COTTO’s Pætchwork collection, a design by Piero Lissoni, launched for the first time with success during the Milan Design Week 2015, marries oriental artistry to the West’s rigorous design standards which creates products in the ‘Sophisticated Simplicity’ style.
This year, COTTO Another Perspective 4 invites 8 groups of designers and architects from 6 countries, together with COTTO’s Creative & Design Office, to explore various design perspectives of 9 different forms that can be applied to the Pætchwork collection. All designs are exhibited at Ventura Lambrate during Milan Design Week.
For the first one, Waterscape is a set of floating bath toys designed by De Intuïtiefabriek, an all-female design studio in the Netherlands, with an inspiration from COTTO’s new Pætchwork collection that reflects through colorful shapes in different structure and types of foam and plastic.
Pond / Slab / Frost – a set of three lamps by Ferréol Babin – a young French designer, is inspired by a detail, an accessory, a material or a shape that can normally been found in bathrooms. The first lamp is inspired by the small containers and holders for accessories. The shape of the second lamp is a wall light that is inspired from ceramic tiles. The third one takes the shape of the small bottles of dispensers and transforms to a tray with glass containers that emit light.
Piet by Meike Langer – a German designer, is a series of two wall mirrors and a hand mirror inspired by the Pætchwork Collection. The mirrors are suspended from the wall by a light steel structure. Their distance to the wall gives them a floating appearance whereas the intersecting bars relate to textile and graphic patterns.
ChimChim by Rui Pereira and Ryosuke Fukusada is a set of diffusers which allows the user to mix and match the five different materials to create 25 different combinations. The materials of bottles’s surface are made of natural elements such as marble, red clay, Hinoki wood, biscuit porcelain and brass. These natural surfaces together with the scent made of dried flowers can enhance the absorption of the scent into the material.
Next, the cabinet under the basin which is a way to patch material and form named Cove Cabinet, is designed by Thai designer – Studio 248. The rectangle and the circle of the cabinet are assigned two separate tasks; the rectangular plate covers the cabite which is the circular plat itself. Also, the rectangular cover can slide from left to right, so it can hide objects behind the cabinet by using the pattern of the Pætchwork and laser on the cover plate.

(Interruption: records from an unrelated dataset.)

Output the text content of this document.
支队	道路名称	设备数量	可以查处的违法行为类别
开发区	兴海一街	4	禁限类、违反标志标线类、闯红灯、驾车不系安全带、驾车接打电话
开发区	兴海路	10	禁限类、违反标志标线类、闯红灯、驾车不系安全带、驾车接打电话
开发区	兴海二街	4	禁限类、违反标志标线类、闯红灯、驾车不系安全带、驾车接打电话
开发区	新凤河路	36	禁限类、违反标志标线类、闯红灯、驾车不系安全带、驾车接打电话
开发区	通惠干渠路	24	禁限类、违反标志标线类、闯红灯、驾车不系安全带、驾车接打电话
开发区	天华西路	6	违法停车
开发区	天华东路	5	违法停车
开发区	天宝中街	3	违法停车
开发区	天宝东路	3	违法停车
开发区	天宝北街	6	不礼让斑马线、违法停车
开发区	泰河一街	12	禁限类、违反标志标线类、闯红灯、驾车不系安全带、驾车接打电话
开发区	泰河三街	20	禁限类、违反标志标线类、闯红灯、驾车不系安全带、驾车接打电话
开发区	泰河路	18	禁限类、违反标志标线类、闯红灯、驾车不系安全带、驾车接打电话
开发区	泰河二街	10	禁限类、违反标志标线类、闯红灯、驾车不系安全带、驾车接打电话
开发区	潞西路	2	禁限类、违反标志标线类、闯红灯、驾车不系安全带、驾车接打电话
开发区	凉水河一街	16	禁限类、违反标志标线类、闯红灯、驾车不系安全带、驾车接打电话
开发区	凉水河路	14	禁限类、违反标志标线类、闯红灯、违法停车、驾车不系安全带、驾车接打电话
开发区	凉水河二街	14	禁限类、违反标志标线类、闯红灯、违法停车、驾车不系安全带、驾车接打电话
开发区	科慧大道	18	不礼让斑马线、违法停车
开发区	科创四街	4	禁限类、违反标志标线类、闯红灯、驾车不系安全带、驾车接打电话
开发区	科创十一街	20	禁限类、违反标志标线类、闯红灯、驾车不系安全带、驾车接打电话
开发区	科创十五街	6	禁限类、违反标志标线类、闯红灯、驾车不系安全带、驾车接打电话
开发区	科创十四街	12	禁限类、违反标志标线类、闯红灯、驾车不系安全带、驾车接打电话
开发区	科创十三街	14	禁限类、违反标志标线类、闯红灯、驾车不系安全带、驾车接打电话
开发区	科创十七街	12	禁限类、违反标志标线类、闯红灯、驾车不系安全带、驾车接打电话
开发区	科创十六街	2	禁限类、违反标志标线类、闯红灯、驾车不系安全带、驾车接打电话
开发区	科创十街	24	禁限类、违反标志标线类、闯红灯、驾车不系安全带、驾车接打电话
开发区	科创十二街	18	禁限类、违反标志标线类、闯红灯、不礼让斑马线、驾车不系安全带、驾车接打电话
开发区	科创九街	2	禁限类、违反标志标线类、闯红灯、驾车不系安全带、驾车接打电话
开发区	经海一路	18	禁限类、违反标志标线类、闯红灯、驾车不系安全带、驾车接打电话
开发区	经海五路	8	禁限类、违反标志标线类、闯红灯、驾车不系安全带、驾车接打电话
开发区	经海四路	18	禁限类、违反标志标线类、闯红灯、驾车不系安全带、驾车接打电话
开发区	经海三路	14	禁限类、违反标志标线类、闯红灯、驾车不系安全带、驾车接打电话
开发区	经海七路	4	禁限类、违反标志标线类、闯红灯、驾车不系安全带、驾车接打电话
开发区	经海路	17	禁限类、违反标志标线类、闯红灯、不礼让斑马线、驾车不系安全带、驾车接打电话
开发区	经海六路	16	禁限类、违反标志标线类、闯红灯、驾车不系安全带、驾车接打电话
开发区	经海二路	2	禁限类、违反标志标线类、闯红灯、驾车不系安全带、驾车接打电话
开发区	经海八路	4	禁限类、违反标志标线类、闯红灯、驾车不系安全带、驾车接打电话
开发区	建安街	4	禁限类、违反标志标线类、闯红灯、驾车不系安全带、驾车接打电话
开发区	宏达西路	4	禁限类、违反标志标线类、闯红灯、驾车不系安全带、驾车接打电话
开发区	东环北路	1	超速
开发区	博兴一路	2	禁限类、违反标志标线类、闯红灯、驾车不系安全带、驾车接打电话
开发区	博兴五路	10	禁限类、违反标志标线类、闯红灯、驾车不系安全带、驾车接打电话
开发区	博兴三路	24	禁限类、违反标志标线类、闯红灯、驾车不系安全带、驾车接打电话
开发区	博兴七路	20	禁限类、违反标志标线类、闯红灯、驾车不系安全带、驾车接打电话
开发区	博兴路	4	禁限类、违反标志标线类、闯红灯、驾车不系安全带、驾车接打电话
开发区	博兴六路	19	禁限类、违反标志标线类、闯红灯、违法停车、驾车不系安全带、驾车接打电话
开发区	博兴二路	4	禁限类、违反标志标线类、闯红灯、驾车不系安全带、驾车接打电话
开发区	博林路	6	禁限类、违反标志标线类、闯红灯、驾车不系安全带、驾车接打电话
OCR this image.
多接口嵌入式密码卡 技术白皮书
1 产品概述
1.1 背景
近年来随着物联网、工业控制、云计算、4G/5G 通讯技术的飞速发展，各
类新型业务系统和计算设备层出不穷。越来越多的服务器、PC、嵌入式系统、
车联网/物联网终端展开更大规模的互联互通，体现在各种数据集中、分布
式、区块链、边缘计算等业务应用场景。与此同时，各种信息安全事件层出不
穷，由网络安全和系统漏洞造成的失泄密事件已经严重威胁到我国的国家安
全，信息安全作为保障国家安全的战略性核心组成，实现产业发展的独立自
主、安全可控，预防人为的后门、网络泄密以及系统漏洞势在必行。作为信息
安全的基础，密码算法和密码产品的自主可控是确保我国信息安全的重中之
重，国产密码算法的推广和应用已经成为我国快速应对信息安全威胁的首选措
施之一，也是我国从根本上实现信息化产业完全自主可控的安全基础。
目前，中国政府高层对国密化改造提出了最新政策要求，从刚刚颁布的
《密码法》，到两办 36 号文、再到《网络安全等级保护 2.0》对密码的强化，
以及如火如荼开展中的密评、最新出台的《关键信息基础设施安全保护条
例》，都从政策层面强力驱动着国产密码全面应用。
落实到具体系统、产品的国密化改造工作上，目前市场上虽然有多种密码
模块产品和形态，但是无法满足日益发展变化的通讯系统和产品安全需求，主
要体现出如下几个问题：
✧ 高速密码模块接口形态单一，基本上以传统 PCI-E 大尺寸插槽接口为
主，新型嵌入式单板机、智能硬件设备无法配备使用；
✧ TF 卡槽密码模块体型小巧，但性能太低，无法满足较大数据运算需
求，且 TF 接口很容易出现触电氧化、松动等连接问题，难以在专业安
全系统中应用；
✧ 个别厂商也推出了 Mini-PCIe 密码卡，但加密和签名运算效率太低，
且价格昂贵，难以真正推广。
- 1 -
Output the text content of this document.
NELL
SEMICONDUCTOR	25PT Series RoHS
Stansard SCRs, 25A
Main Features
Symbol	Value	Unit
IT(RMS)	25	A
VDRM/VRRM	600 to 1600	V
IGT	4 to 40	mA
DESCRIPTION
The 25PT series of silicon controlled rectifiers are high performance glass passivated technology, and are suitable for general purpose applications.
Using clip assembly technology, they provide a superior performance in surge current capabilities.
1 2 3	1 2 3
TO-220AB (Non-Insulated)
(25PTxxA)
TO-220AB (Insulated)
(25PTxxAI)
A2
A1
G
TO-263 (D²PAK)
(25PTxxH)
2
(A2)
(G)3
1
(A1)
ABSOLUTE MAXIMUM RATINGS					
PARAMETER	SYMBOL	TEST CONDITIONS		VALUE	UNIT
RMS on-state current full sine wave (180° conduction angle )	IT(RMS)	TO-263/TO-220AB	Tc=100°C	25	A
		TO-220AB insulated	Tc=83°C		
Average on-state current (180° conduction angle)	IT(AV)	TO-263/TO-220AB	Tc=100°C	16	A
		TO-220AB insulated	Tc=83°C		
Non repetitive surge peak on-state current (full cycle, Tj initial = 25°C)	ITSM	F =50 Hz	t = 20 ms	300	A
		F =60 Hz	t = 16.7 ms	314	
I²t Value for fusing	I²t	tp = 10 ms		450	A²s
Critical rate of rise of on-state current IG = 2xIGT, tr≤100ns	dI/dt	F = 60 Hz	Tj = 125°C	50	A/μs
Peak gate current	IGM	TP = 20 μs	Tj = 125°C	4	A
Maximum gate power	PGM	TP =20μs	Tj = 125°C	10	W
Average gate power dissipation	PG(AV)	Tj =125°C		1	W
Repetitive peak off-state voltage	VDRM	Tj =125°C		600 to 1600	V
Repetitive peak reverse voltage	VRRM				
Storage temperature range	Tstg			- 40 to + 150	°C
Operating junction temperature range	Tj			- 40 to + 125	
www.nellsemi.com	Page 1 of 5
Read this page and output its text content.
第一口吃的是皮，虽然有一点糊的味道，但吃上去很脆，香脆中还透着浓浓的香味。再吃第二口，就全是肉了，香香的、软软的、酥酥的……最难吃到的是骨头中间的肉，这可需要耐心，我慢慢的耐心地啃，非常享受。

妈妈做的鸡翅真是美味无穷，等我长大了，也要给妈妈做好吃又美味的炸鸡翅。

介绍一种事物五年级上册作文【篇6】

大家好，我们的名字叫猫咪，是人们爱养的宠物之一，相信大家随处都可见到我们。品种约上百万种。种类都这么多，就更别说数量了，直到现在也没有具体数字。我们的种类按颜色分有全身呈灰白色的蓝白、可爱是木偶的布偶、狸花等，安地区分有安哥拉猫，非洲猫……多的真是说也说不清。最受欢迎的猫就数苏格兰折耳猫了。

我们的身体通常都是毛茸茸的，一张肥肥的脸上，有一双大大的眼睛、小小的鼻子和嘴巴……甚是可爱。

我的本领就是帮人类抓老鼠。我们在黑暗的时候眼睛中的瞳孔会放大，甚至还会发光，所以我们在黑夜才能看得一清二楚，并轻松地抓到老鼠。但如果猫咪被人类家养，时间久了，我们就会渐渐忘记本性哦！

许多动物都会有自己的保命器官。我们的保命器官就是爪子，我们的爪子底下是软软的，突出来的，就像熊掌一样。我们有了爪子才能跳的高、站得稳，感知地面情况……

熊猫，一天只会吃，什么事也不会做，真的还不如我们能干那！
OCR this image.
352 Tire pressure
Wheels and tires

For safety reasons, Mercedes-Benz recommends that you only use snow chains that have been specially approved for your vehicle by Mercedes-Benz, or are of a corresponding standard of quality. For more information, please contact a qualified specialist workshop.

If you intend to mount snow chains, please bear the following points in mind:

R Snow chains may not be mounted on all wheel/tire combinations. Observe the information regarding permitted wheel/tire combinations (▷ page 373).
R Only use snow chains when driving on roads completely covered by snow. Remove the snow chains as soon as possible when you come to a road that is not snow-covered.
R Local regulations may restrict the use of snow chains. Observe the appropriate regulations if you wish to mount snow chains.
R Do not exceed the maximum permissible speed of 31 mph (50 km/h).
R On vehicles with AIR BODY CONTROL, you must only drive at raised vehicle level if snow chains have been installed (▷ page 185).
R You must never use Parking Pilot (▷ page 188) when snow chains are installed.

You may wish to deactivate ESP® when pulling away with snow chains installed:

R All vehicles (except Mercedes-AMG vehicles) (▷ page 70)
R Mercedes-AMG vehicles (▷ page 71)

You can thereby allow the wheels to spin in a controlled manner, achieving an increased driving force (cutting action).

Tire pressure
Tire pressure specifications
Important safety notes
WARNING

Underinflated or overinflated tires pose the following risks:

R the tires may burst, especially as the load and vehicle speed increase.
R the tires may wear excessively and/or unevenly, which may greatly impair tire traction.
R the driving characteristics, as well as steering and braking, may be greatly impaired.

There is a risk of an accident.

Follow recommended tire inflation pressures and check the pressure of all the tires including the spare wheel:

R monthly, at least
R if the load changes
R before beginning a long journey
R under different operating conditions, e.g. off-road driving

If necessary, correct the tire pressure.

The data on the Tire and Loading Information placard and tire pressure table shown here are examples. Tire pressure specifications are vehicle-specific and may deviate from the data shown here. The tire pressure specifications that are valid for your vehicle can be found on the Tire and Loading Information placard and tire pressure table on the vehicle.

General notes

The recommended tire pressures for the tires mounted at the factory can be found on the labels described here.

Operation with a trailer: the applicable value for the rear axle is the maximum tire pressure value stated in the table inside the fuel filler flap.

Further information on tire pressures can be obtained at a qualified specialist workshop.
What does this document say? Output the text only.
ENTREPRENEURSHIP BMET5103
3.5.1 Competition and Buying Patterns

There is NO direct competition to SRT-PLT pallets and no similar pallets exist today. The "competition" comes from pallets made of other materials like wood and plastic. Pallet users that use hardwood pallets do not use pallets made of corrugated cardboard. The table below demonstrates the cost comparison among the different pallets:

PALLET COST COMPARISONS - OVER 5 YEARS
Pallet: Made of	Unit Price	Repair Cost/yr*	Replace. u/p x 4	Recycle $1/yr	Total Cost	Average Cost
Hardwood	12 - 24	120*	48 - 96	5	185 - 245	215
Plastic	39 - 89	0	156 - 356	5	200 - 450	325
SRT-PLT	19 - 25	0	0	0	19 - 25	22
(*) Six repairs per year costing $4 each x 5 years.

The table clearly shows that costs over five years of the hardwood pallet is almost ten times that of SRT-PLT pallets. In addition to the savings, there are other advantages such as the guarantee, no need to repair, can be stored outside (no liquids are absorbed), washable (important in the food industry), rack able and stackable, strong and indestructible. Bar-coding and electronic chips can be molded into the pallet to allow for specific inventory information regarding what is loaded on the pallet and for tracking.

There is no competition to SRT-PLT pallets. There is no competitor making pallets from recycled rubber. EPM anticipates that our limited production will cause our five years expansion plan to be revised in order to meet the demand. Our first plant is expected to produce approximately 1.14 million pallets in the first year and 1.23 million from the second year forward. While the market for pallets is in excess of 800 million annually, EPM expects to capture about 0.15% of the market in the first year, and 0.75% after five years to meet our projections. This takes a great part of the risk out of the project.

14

Another work from Thai designer – Lines by Thinkk Studio, is a bench for shower area that adheres to simplicity and straightforward-ness of the straights lines of the wood that cross over each other on two layers.
Where there’s a will… there’s a way is a design by landscape architectural design studio – T.R.O.P. The purpose of this design is to camouflage a flower vase into Pætchwork Collection’s tiles on the wall.
Grid, designed by Thomas Schnur, translates the 2D Lines of the tiles from Cotto’s Patchwork Collection into a functional three-dimensional object for daily uses like clothing rail in the bathroom or sleeping area.
Last but not least, Tray by COTTO’s Creative & Design Office is a set of stacked boxes with modular system provides diverse storage solution hinged upon user’s creativity. With genuine teak and Lissoni’s latest tile design for COTTO – Pætchwork, creating artful and delicate box set that can fit in any rooms.